US pension risk transfer (PRT) activity accelerated sharply in late 2025, driven by a surge in single-premium annuity transactions as plan sponsors sought to manage volatility and reduce long-term liabilities.
According to LIMRA’s US Group Annuity Risk Transfer Sales Survey, new premium for single-premium PRT products - covering both buy-out and buy-in contracts - rose 132% year over year to $28 billion in the fourth quarter. The growth was fueled largely by increased adoption of buy-in structures, which reached a record $12.7 billion for the quarter, while buy-out sales totaled $15.3 billion, up 32% from the same period in 2024.

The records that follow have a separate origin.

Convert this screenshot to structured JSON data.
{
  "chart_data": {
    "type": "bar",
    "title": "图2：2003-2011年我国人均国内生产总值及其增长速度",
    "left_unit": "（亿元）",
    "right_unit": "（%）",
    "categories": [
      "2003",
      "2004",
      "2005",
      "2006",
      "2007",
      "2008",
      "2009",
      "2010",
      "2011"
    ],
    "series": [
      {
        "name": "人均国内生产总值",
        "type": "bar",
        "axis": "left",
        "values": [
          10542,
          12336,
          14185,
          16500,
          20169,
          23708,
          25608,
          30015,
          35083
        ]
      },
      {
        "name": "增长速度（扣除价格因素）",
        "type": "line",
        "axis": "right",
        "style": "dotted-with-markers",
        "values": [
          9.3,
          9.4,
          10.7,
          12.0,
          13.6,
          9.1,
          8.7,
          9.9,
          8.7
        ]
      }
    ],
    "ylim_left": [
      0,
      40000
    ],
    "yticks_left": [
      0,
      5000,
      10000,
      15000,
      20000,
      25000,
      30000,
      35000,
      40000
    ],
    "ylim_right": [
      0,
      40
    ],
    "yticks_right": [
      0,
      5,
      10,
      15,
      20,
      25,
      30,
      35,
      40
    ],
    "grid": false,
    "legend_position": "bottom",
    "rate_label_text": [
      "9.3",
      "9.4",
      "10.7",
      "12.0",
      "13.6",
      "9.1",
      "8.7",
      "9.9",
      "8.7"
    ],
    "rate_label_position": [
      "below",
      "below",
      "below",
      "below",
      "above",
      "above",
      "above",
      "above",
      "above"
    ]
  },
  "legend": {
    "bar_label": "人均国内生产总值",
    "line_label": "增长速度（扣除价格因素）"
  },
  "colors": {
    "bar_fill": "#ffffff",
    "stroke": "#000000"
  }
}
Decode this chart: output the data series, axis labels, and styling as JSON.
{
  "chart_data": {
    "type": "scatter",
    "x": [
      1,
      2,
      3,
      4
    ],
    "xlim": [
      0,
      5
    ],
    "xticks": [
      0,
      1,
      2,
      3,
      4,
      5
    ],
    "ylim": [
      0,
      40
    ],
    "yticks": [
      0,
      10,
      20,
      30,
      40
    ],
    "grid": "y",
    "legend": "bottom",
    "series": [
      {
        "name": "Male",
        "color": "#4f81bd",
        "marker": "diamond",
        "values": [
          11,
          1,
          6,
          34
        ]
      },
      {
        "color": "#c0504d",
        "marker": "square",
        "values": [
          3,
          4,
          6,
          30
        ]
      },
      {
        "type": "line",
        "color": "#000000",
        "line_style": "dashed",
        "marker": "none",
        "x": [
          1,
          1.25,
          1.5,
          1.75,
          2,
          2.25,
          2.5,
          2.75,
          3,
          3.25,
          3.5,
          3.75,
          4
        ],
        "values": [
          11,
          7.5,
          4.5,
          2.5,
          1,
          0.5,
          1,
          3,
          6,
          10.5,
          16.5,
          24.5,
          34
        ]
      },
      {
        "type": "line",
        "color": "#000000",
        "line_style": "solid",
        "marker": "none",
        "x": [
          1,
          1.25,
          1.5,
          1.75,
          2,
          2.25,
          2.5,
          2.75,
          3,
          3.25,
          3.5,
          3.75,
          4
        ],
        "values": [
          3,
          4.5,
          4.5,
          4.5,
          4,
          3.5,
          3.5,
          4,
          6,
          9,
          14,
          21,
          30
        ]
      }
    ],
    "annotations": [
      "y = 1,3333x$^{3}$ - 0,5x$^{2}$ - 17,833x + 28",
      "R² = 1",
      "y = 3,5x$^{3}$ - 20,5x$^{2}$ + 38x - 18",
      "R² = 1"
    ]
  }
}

Despite the rise in premium volumes, the number of buy-out contracts declined slightly to 252 in the fourth quarter, down 1% year over year. In contrast, buy-in contracts increased significantly to seven deals, representing a 600% jump from the prior year, highlighting growing interest in alternative de-risking strategies.
LIMRA noted that buy-ins played an increasingly prominent role as plan sponsors navigated economic uncertainty and balance sheet pressures. Unlike buy-outs, buy-ins allow employers to transfer asset and longevity risk to insurers while retaining plan administration and keeping liabilities on their balance sheets, offering greater flexibility during transitional phases of pension risk management.
For the full year, buy-out sales totaled $31.3 billion, down 35% compared with 2024, with 683 contracts completed. Meanwhile, buy-in premium surged 372% to $17.5 billion, with 17 contracts recorded, marking a 70% increase in deal count. In total, more than 740,000 defined benefit plan participants were covered by PRT transactions in 2025.
Asset growth in the segment also remained strong. Buy-out assets reached $326 billion, up 10% year over year, while buy-in assets climbed 120% to $16.1 billion. Combined, total single-premium PRT assets rose 13% to $342.1 billion.
LIMRA said the data points to a maturing PRT market, with increased participation from smaller and mid-sized plan sponsors. Nearly two-thirds, or 63%, of 2025 transactions involved contracts under $1 billion, reflecting broader adoption across a wider range of employers.
The results underscore continued demand for pension de-risking solutions as organizations look to manage financial exposure, stabilize funding positions, and transfer long-term obligations to insurers in an evolving economic environment.